My pace was down to one mile per hour and my bare legs were getting very wet and cold (not a problem, the day was fairly warm and sunny) and my shins were being quickly cut up from the icy crust a few inches down in the snow.  Sometimes I’d be able to take a dozen ginger steps in a row only sinking in a few inches.  But then, wham!, in I’d go and one shin or the other would leave faint pink stains on the snow.  0.92 miles to go.

The lonesome Pott's Puddle and Mt. Tileston.

The lonesome Pott’s Puddle and Mt. Tileston.

Screen shot 2013-05-23 at 8.45.16 PM

GPS or it didn’t happen, dude.

I knew that the Black Canyon and Lawn Lake trails met at an acute angle on a broad saddle, so by erring left, I would potentially cut a little bit of distance off my trip.  I’d long since lost the trail anyway, so what difference did it make?  Climbing up a short ridge, I happened upon a fairly large lake (Pott’s Puddle).  Another quarter mile of painfully slow progress and I stumbled upon an old snowshoe track.  Staying in the faint impressions I found I could generally stay afloat and my pace improved considerably.  The path wandered quite a bit (as bushwhacking snowshoe trails tend to), but at great length I made it to the Lawn Lake Trail… which featured a pretty clear set of postholes and snowshoe prints but was not otherwise much of an improvement over the untracked area I’d just come from.
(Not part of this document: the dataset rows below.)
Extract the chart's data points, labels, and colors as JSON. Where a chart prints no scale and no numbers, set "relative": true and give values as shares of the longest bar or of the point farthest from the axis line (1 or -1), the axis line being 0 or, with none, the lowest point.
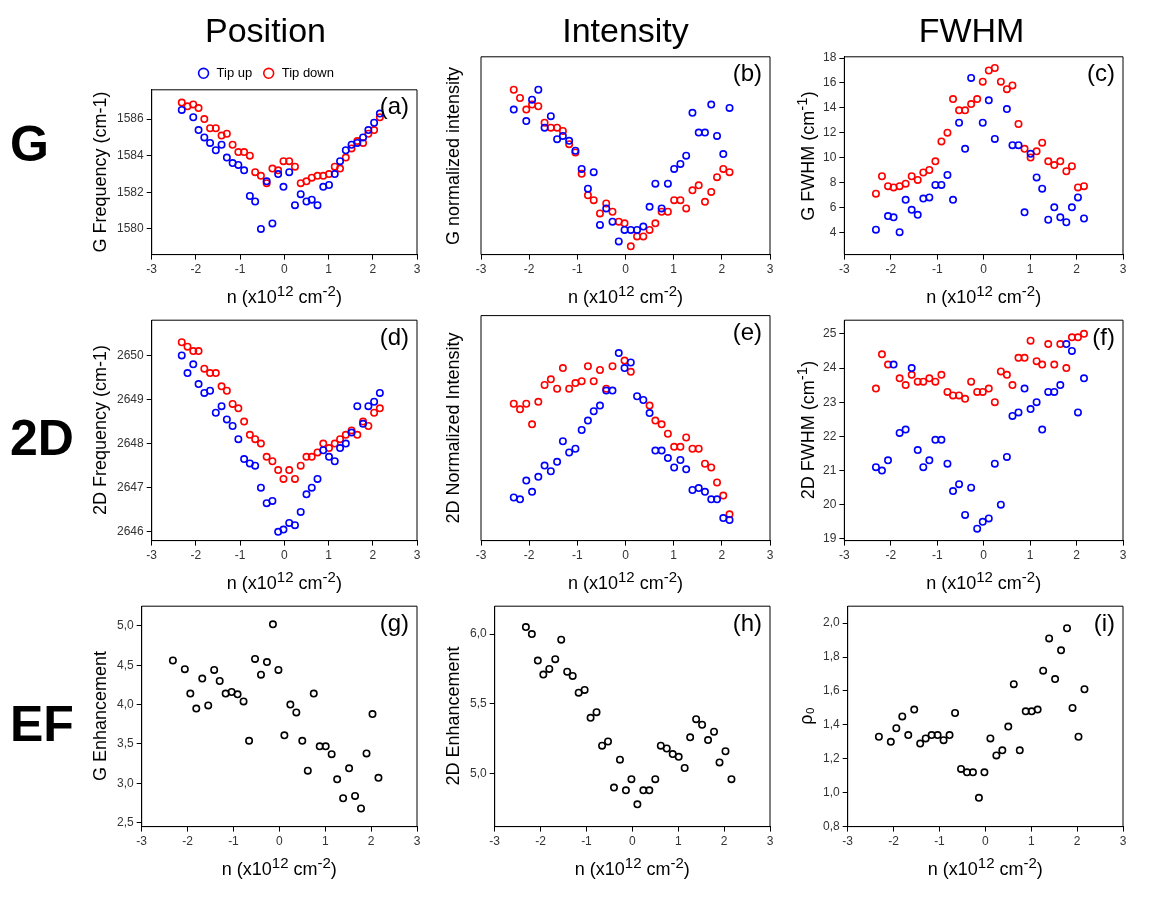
{
  "chart_data": [
    {
      "type": "scatter",
      "title": "Position",
      "xlabel": "n (x10$^{12}$ cm$^{-2}$)",
      "ylabel": "G Frequency (cm-1)",
      "annotations": [
        "(a)",
        "G"
      ],
      "legend": "top",
      "marker": "circle",
      "xlim": [
        -3,
        3
      ],
      "xticks": [
        -3,
        -2,
        -1,
        0,
        1,
        2,
        3
      ],
      "ylim": [
        1578.6,
        1587.6
      ],
      "yticks": [
        1580,
        1582,
        1584,
        1586
      ],
      "x": [
        -2.32,
        -2.19,
        -2.06,
        -1.94,
        -1.81,
        -1.68,
        -1.55,
        -1.42,
        -1.3,
        -1.17,
        -1.04,
        -0.91,
        -0.78,
        -0.66,
        -0.53,
        -0.4,
        -0.27,
        -0.14,
        -0.02,
        0.11,
        0.24,
        0.37,
        0.5,
        0.62,
        0.75,
        0.88,
        1.01,
        1.14,
        1.26,
        1.39,
        1.52,
        1.65,
        1.78,
        1.9,
        2.03,
        2.16
      ],
      "series": [
        {
          "name": "Tip up",
          "color": "#0000ff",
          "values": [
            1586.5,
            null,
            1586.1,
            1585.4,
            1585.0,
            1584.7,
            1584.3,
            1584.6,
            1583.9,
            1583.6,
            1583.5,
            1583.2,
            1581.8,
            1581.5,
            1580.0,
            1582.6,
            1580.3,
            1583.0,
            1582.3,
            1583.1,
            1581.3,
            1581.9,
            1581.5,
            1581.6,
            1581.3,
            1582.3,
            1582.4,
            1583.0,
            1583.7,
            1584.3,
            1584.6,
            1584.7,
            1585.0,
            1585.4,
            1585.8,
            1586.3
          ]
        },
        {
          "name": "Tip down",
          "color": "#ff0000",
          "values": [
            1586.9,
            1586.7,
            1586.8,
            1586.6,
            1586.0,
            1585.5,
            1585.5,
            1585.1,
            1585.2,
            1584.6,
            1584.2,
            1584.2,
            1584.0,
            1583.1,
            1582.9,
            1582.5,
            1583.3,
            1583.2,
            1583.7,
            1583.7,
            1583.4,
            1582.5,
            1582.6,
            1582.8,
            1582.9,
            1582.9,
            1583.0,
            1583.4,
            1583.3,
            1583.9,
            1584.4,
            1584.8,
            1584.7,
            1585.2,
            1585.4,
            1586.1
          ]
        }
      ]
    },
    {
      "type": "scatter",
      "title": "Intensity",
      "xlabel": "n (x10$^{12}$ cm$^{-2}$)",
      "ylabel": "G normalized intensity",
      "annotations": [
        "(b)"
      ],
      "relative": true,
      "marker": "circle",
      "xlim": [
        -3,
        3
      ],
      "xticks": [
        -3,
        -2,
        -1,
        0,
        1,
        2,
        3
      ],
      "x": [
        -2.32,
        -2.19,
        -2.06,
        -1.94,
        -1.81,
        -1.68,
        -1.55,
        -1.42,
        -1.3,
        -1.17,
        -1.04,
        -0.91,
        -0.78,
        -0.66,
        -0.53,
        -0.4,
        -0.27,
        -0.14,
        -0.02,
        0.11,
        0.24,
        0.37,
        0.5,
        0.62,
        0.75,
        0.88,
        1.01,
        1.14,
        1.26,
        1.39,
        1.52,
        1.65,
        1.78,
        1.9,
        2.03,
        2.16
      ],
      "series": [
        {
          "color": "#0000ff",
          "values": [
            0.88,
            null,
            0.81,
            0.94,
            1.0,
            0.77,
            0.84,
            0.7,
            0.72,
            0.69,
            0.63,
            0.52,
            0.4,
            0.5,
            0.18,
            0.28,
            0.2,
            0.08,
            0.15,
            0.15,
            0.15,
            0.17,
            0.29,
            0.43,
            0.28,
            0.43,
            0.52,
            0.55,
            0.6,
            0.86,
            0.74,
            0.74,
            0.91,
            0.72,
            0.61,
            0.89
          ]
        },
        {
          "color": "#ff0000",
          "values": [
            1.0,
            0.95,
            0.88,
            0.91,
            0.9,
            0.8,
            0.77,
            0.77,
            0.75,
            0.67,
            0.62,
            0.49,
            0.36,
            0.33,
            0.25,
            0.31,
            0.26,
            0.2,
            0.19,
            0.05,
            0.11,
            0.11,
            0.15,
            0.19,
            0.26,
            0.26,
            0.33,
            0.33,
            0.28,
            0.39,
            0.42,
            0.32,
            0.38,
            0.47,
            0.52,
            0.5
          ]
        }
      ]
    },
    {
      "type": "scatter",
      "title": "FWHM",
      "xlabel": "n (x10$^{12}$ cm$^{-2}$)",
      "ylabel": "G FWHM (cm$^{-1}$)",
      "annotations": [
        "(c)"
      ],
      "marker": "circle",
      "xlim": [
        -3,
        3
      ],
      "xticks": [
        -3,
        -2,
        -1,
        0,
        1,
        2,
        3
      ],
      "ylim": [
        2.2,
        18.1
      ],
      "yticks": [
        4,
        6,
        8,
        10,
        12,
        14,
        16,
        18
      ],
      "x": [
        -2.32,
        -2.19,
        -2.06,
        -1.94,
        -1.81,
        -1.68,
        -1.55,
        -1.42,
        -1.3,
        -1.17,
        -1.04,
        -0.91,
        -0.78,
        -0.66,
        -0.53,
        -0.4,
        -0.27,
        -0.14,
        -0.02,
        0.11,
        0.24,
        0.37,
        0.5,
        0.62,
        0.75,
        0.88,
        1.01,
        1.14,
        1.26,
        1.39,
        1.52,
        1.65,
        1.78,
        1.9,
        2.03,
        2.16
      ],
      "series": [
        {
          "color": "#0000ff",
          "values": [
            4.2,
            null,
            5.3,
            5.2,
            4.0,
            6.6,
            5.8,
            5.4,
            6.7,
            6.8,
            7.8,
            7.8,
            8.6,
            6.6,
            12.8,
            10.7,
            16.4,
            null,
            12.8,
            14.6,
            11.5,
            null,
            13.9,
            11.0,
            11.0,
            5.6,
            10.3,
            8.4,
            7.5,
            5.0,
            6.0,
            5.2,
            4.8,
            6.0,
            6.8,
            5.1
          ]
        },
        {
          "color": "#ff0000",
          "values": [
            7.1,
            8.5,
            7.7,
            7.6,
            7.7,
            7.9,
            8.5,
            8.2,
            8.8,
            9.0,
            9.7,
            11.3,
            12.0,
            14.7,
            13.8,
            13.8,
            14.3,
            14.7,
            16.1,
            17.0,
            17.2,
            16.1,
            15.5,
            15.8,
            12.7,
            10.7,
            10.0,
            10.5,
            11.2,
            9.7,
            9.4,
            9.7,
            8.9,
            9.3,
            7.6,
            7.7
          ]
        }
      ]
    },
    {
      "type": "scatter",
      "xlabel": "n (x10$^{12}$ cm$^{-2}$)",
      "ylabel": "2D Frequency (cm-1)",
      "annotations": [
        "(d)",
        "2D"
      ],
      "marker": "circle",
      "xlim": [
        -3,
        3
      ],
      "xticks": [
        -3,
        -2,
        -1,
        0,
        1,
        2,
        3
      ],
      "ylim": [
        2645.8,
        2650.8
      ],
      "yticks": [
        2646,
        2647,
        2648,
        2649,
        2650
      ],
      "x": [
        -2.32,
        -2.19,
        -2.06,
        -1.94,
        -1.81,
        -1.68,
        -1.55,
        -1.42,
        -1.3,
        -1.17,
        -1.04,
        -0.91,
        -0.78,
        -0.66,
        -0.53,
        -0.4,
        -0.27,
        -0.14,
        -0.02,
        0.11,
        0.24,
        0.37,
        0.5,
        0.62,
        0.75,
        0.88,
        1.01,
        1.14,
        1.26,
        1.39,
        1.52,
        1.65,
        1.78,
        1.9,
        2.03,
        2.16
      ],
      "series": [
        {
          "color": "#0000ff",
          "values": [
            2650.0,
            2649.6,
            2649.8,
            2649.35,
            2649.15,
            2649.2,
            2648.7,
            2648.85,
            2648.55,
            2648.4,
            2648.1,
            2647.65,
            2647.55,
            2647.5,
            2647.0,
            2646.65,
            2646.7,
            2646.0,
            2646.05,
            2646.2,
            2646.15,
            2646.45,
            2646.85,
            2647.0,
            2647.2,
            2647.85,
            2647.7,
            2647.6,
            2647.9,
            2648.0,
            2648.25,
            2648.85,
            2648.45,
            2648.85,
            2648.95,
            2649.15
          ]
        },
        {
          "color": "#ff0000",
          "values": [
            2650.3,
            2650.2,
            2650.1,
            2650.1,
            2649.7,
            2649.6,
            2649.6,
            2649.3,
            2649.2,
            2648.9,
            2648.8,
            2648.5,
            2648.2,
            2648.1,
            2648.0,
            2647.7,
            2647.6,
            2647.4,
            2647.2,
            2647.4,
            2647.2,
            2647.5,
            2647.7,
            2647.7,
            2647.8,
            2648.0,
            2647.9,
            2648.0,
            2648.1,
            2648.2,
            2648.3,
            2648.2,
            2648.5,
            2648.4,
            2648.7,
            2648.8
          ]
        }
      ]
    },
    {
      "type": "scatter",
      "xlabel": "n (x10$^{12}$ cm$^{-2}$)",
      "ylabel": "2D Normalized Intensity",
      "annotations": [
        "(e)"
      ],
      "relative": true,
      "marker": "circle",
      "xlim": [
        -3,
        3
      ],
      "xticks": [
        -3,
        -2,
        -1,
        0,
        1,
        2,
        3
      ],
      "x": [
        -2.32,
        -2.19,
        -2.06,
        -1.94,
        -1.81,
        -1.68,
        -1.55,
        -1.42,
        -1.3,
        -1.17,
        -1.04,
        -0.91,
        -0.78,
        -0.66,
        -0.53,
        -0.4,
        -0.27,
        -0.14,
        -0.02,
        0.11,
        0.24,
        0.37,
        0.5,
        0.62,
        0.75,
        0.88,
        1.01,
        1.14,
        1.26,
        1.39,
        1.52,
        1.65,
        1.78,
        1.9,
        2.03,
        2.16
      ],
      "series": [
        {
          "color": "#0000ff",
          "values": [
            0.23,
            0.22,
            0.32,
            0.26,
            0.34,
            0.4,
            0.37,
            0.42,
            0.53,
            0.47,
            0.49,
            0.59,
            0.64,
            0.69,
            0.72,
            0.8,
            0.8,
            1.0,
            0.92,
            0.95,
            0.77,
            0.75,
            0.68,
            0.48,
            0.48,
            0.44,
            0.39,
            0.43,
            0.38,
            0.27,
            0.28,
            0.26,
            0.22,
            0.22,
            0.12,
            0.11
          ]
        },
        {
          "color": "#ff0000",
          "values": [
            0.73,
            0.7,
            0.73,
            0.62,
            0.74,
            0.83,
            0.86,
            0.81,
            0.92,
            0.81,
            0.84,
            0.85,
            0.93,
            0.85,
            0.91,
            0.81,
            0.93,
            null,
            0.96,
            0.9,
            null,
            null,
            0.72,
            0.64,
            0.62,
            0.57,
            0.5,
            0.5,
            0.55,
            0.49,
            0.49,
            0.41,
            0.39,
            0.31,
            0.24,
            0.14
          ]
        }
      ]
    },
    {
      "type": "scatter",
      "xlabel": "n (x10$^{12}$ cm$^{-2}$)",
      "ylabel": "2D FWHM (cm$^{-1}$)",
      "annotations": [
        "(f)"
      ],
      "marker": "circle",
      "xlim": [
        -3,
        3
      ],
      "xticks": [
        -3,
        -2,
        -1,
        0,
        1,
        2,
        3
      ],
      "ylim": [
        18.95,
        25.4
      ],
      "yticks": [
        19,
        20,
        21,
        22,
        23,
        24,
        25
      ],
      "x": [
        -2.32,
        -2.19,
        -2.06,
        -1.94,
        -1.81,
        -1.68,
        -1.55,
        -1.42,
        -1.3,
        -1.17,
        -1.04,
        -0.91,
        -0.78,
        -0.66,
        -0.53,
        -0.4,
        -0.27,
        -0.14,
        -0.02,
        0.11,
        0.24,
        0.37,
        0.5,
        0.62,
        0.75,
        0.88,
        1.01,
        1.14,
        1.26,
        1.39,
        1.52,
        1.65,
        1.78,
        1.9,
        2.03,
        2.16
      ],
      "series": [
        {
          "color": "#0000ff",
          "values": [
            21.1,
            21.0,
            21.3,
            24.1,
            22.1,
            22.2,
            24.0,
            21.6,
            21.1,
            21.3,
            21.9,
            21.9,
            21.2,
            20.4,
            20.6,
            19.7,
            20.5,
            19.3,
            19.5,
            19.6,
            21.2,
            20.0,
            21.4,
            22.6,
            22.7,
            23.4,
            22.8,
            23.0,
            22.2,
            23.3,
            23.3,
            23.5,
            24.7,
            24.5,
            22.7,
            23.7
          ]
        },
        {
          "color": "#ff0000",
          "values": [
            23.4,
            24.4,
            24.1,
            null,
            23.7,
            23.5,
            23.8,
            23.6,
            23.6,
            23.7,
            23.6,
            23.8,
            23.3,
            23.2,
            23.2,
            23.1,
            23.6,
            23.3,
            23.3,
            23.4,
            23.0,
            23.9,
            23.8,
            23.5,
            24.3,
            24.3,
            24.8,
            24.2,
            24.1,
            24.7,
            24.1,
            24.7,
            24.0,
            24.9,
            24.9,
            25.0
          ]
        }
      ]
    },
    {
      "type": "scatter",
      "xlabel": "n (x10$^{12}$ cm$^{-2}$)",
      "ylabel": "G Enhancement",
      "annotations": [
        "(g)",
        "EF"
      ],
      "marker": "circle",
      "xlim": [
        -3,
        3
      ],
      "xticks": [
        -3,
        -2,
        -1,
        0,
        1,
        2,
        3
      ],
      "ylim": [
        2.45,
        5.25
      ],
      "yticks": [
        {
          "value": 2.5,
          "label": "2,5"
        },
        {
          "value": 3,
          "label": "3,0"
        },
        {
          "value": 3.5,
          "label": "3,5"
        },
        {
          "value": 4,
          "label": "4,0"
        },
        {
          "value": 4.5,
          "label": "4,5"
        },
        {
          "value": 5,
          "label": "5,0"
        }
      ],
      "x": [
        -2.32,
        -2.19,
        -2.06,
        -1.94,
        -1.81,
        -1.68,
        -1.55,
        -1.42,
        -1.3,
        -1.17,
        -1.04,
        -0.91,
        -0.78,
        -0.66,
        -0.53,
        -0.4,
        -0.27,
        -0.14,
        -0.02,
        0.11,
        0.24,
        0.37,
        0.5,
        0.62,
        0.75,
        0.88,
        1.01,
        1.14,
        1.26,
        1.39,
        1.52,
        1.65,
        1.78,
        1.9,
        2.03,
        2.16
      ],
      "series": [
        {
          "color": "#000000",
          "values": [
            4.56,
            null,
            4.45,
            4.14,
            3.95,
            4.33,
            3.99,
            4.44,
            4.3,
            4.14,
            4.16,
            4.13,
            4.04,
            3.54,
            4.58,
            4.38,
            4.54,
            5.02,
            4.44,
            3.61,
            4.0,
            3.9,
            3.54,
            3.16,
            4.14,
            3.47,
            3.47,
            3.37,
            3.05,
            2.81,
            3.19,
            2.84,
            2.68,
            3.38,
            3.88,
            3.07
          ]
        }
      ]
    },
    {
      "type": "scatter",
      "xlabel": "n (x10$^{12}$ cm$^{-2}$)",
      "ylabel": "2D Enhancement",
      "annotations": [
        "(h)"
      ],
      "marker": "circle",
      "xlim": [
        -3,
        3
      ],
      "xticks": [
        -3,
        -2,
        -1,
        0,
        1,
        2,
        3
      ],
      "ylim": [
        4.62,
        6.2
      ],
      "yticks": [
        {
          "value": 5,
          "label": "5,0"
        },
        {
          "value": 5.5,
          "label": "5,5"
        },
        {
          "value": 6,
          "label": "6,0"
        }
      ],
      "x": [
        -2.32,
        -2.19,
        -2.06,
        -1.94,
        -1.81,
        -1.68,
        -1.55,
        -1.42,
        -1.3,
        -1.17,
        -1.04,
        -0.91,
        -0.78,
        -0.66,
        -0.53,
        -0.4,
        -0.27,
        -0.14,
        -0.02,
        0.11,
        0.24,
        0.37,
        0.5,
        0.62,
        0.75,
        0.88,
        1.01,
        1.14,
        1.26,
        1.39,
        1.52,
        1.65,
        1.78,
        1.9,
        2.03,
        2.16
      ],
      "series": [
        {
          "color": "#000000",
          "values": [
            6.05,
            6.0,
            5.81,
            5.71,
            5.75,
            5.82,
            5.96,
            5.73,
            5.7,
            5.58,
            5.6,
            5.4,
            5.44,
            5.2,
            5.23,
            4.9,
            5.1,
            4.88,
            4.96,
            4.78,
            4.88,
            4.88,
            4.96,
            5.2,
            5.18,
            5.14,
            5.12,
            5.04,
            5.26,
            5.39,
            5.35,
            5.24,
            5.3,
            5.08,
            5.16,
            4.96
          ]
        }
      ]
    },
    {
      "type": "scatter",
      "xlabel": "n (x10$^{12}$ cm$^{-2}$)",
      "ylabel": "ρ₀",
      "annotations": [
        "(i)"
      ],
      "marker": "circle",
      "xlim": [
        -3,
        3
      ],
      "xticks": [
        -3,
        -2,
        -1,
        0,
        1,
        2,
        3
      ],
      "ylim": [
        0.8,
        2.1
      ],
      "yticks": [
        {
          "value": 0.8,
          "label": "0,8"
        },
        {
          "value": 1,
          "label": "1,0"
        },
        {
          "value": 1.2,
          "label": "1,2"
        },
        {
          "value": 1.4,
          "label": "1,4"
        },
        {
          "value": 1.6,
          "label": "1,6"
        },
        {
          "value": 1.8,
          "label": "1,8"
        },
        {
          "value": 2,
          "label": "2,0"
        }
      ],
      "x": [
        -2.32,
        -2.19,
        -2.06,
        -1.94,
        -1.81,
        -1.68,
        -1.55,
        -1.42,
        -1.3,
        -1.17,
        -1.04,
        -0.91,
        -0.78,
        -0.66,
        -0.53,
        -0.4,
        -0.27,
        -0.14,
        -0.02,
        0.11,
        0.24,
        0.37,
        0.5,
        0.62,
        0.75,
        0.88,
        1.01,
        1.14,
        1.26,
        1.39,
        1.52,
        1.65,
        1.78,
        1.9,
        2.03,
        2.16
      ],
      "series": [
        {
          "color": "#000000",
          "values": [
            1.33,
            null,
            1.3,
            1.38,
            1.45,
            1.34,
            1.49,
            1.29,
            1.32,
            1.34,
            1.34,
            1.31,
            1.34,
            1.47,
            1.14,
            1.12,
            1.12,
            0.97,
            1.12,
            1.32,
            1.22,
            1.25,
            1.39,
            1.64,
            1.25,
            1.48,
            1.48,
            1.49,
            1.72,
            1.91,
            1.67,
            1.84,
            1.97,
            1.5,
            1.33,
            1.61
          ]
        }
      ]
    }
  ]
}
The impressive scour left by the dam break in the 1980s.

The impressive scour left by the dam break in the 1980s.

My plan of making it to Lawn Lake was suddenly not all that compelling.  While it was still mostly sunny, the Divide was wreathed in thick clouds and it was snowing somewhat moderately on me as I hiked.  Never mind the 20 mile threshold, I’d already been on my feet for five hours and more and had more than passed the watershed point on the trip.  Time to turn for home.
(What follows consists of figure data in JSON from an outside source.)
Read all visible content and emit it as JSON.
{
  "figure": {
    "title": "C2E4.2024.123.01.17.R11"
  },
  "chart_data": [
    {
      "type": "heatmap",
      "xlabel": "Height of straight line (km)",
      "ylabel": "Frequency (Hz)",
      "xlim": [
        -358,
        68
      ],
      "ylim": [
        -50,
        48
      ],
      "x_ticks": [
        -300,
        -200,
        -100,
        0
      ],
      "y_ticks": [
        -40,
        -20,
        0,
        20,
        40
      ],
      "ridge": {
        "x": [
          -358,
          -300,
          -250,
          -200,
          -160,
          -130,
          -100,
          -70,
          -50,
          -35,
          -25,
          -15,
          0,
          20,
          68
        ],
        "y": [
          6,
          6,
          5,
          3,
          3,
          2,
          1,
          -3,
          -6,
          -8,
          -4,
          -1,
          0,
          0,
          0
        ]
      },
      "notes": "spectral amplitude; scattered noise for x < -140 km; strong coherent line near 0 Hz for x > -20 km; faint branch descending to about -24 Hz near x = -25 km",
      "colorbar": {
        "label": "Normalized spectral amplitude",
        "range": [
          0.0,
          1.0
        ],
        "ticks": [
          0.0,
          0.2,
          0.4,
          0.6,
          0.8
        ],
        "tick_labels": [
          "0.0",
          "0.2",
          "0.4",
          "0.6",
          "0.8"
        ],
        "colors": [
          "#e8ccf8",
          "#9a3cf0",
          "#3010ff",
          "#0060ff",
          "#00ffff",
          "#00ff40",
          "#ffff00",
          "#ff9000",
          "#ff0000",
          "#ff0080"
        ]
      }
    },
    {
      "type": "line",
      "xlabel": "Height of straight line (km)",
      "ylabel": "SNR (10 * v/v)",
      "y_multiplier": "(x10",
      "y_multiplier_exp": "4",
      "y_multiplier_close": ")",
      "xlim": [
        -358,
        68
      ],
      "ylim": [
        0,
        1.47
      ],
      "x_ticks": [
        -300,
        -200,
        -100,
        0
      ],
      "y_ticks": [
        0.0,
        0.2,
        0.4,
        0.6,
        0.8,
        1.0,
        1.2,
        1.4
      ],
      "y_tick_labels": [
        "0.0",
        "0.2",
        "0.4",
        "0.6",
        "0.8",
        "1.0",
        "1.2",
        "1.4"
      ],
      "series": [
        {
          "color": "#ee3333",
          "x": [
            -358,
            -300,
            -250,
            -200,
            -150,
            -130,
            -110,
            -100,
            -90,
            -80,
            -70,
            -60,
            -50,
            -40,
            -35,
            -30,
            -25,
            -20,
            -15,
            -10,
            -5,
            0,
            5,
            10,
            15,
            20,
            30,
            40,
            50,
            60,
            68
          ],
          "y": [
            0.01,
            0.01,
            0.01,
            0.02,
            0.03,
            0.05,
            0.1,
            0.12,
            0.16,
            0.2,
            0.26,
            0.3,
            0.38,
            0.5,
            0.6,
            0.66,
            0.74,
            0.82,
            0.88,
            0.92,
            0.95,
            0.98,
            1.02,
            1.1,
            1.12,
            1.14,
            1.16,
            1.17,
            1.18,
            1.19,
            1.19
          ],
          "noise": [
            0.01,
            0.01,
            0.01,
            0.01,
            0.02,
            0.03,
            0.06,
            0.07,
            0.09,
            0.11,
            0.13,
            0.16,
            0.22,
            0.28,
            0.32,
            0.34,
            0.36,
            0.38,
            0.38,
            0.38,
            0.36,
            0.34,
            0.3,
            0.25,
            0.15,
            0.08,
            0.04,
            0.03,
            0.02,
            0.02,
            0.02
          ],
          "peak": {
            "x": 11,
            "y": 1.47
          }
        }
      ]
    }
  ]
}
By 9000′, the postholing was blissfully over, but the trail was still a sloppy mix of packed snow, wet slushy ice (of the strangest pale green), and occasional rocky sections.  I managed to run most of the last three miles but only because moving fast was such a novel experience.  Down to the bike in a brief rain shower, then a very speedy road ride down into Estes and up to the Gem Lake TH.

Until they install bike racks at the trailheads, this is the best option.

Until they install bike racks at the trailheads, this is the best option.

It wasn’t exactly the trip I’d expected, but this is May in Colorado when the mountains are at their worst.  It seems I need to be reminded of this fact every couple years.  In any case, 19.4 miles, 5400′ of gain, in 7-and-change hours.  Presumably the Dirty Thirty will feature a lot less post-holing, so I can manage a slightly better pace than 22:31 miles.  In any case, I felt surprisingly good at the end of this one… except for the scarred legs aspect.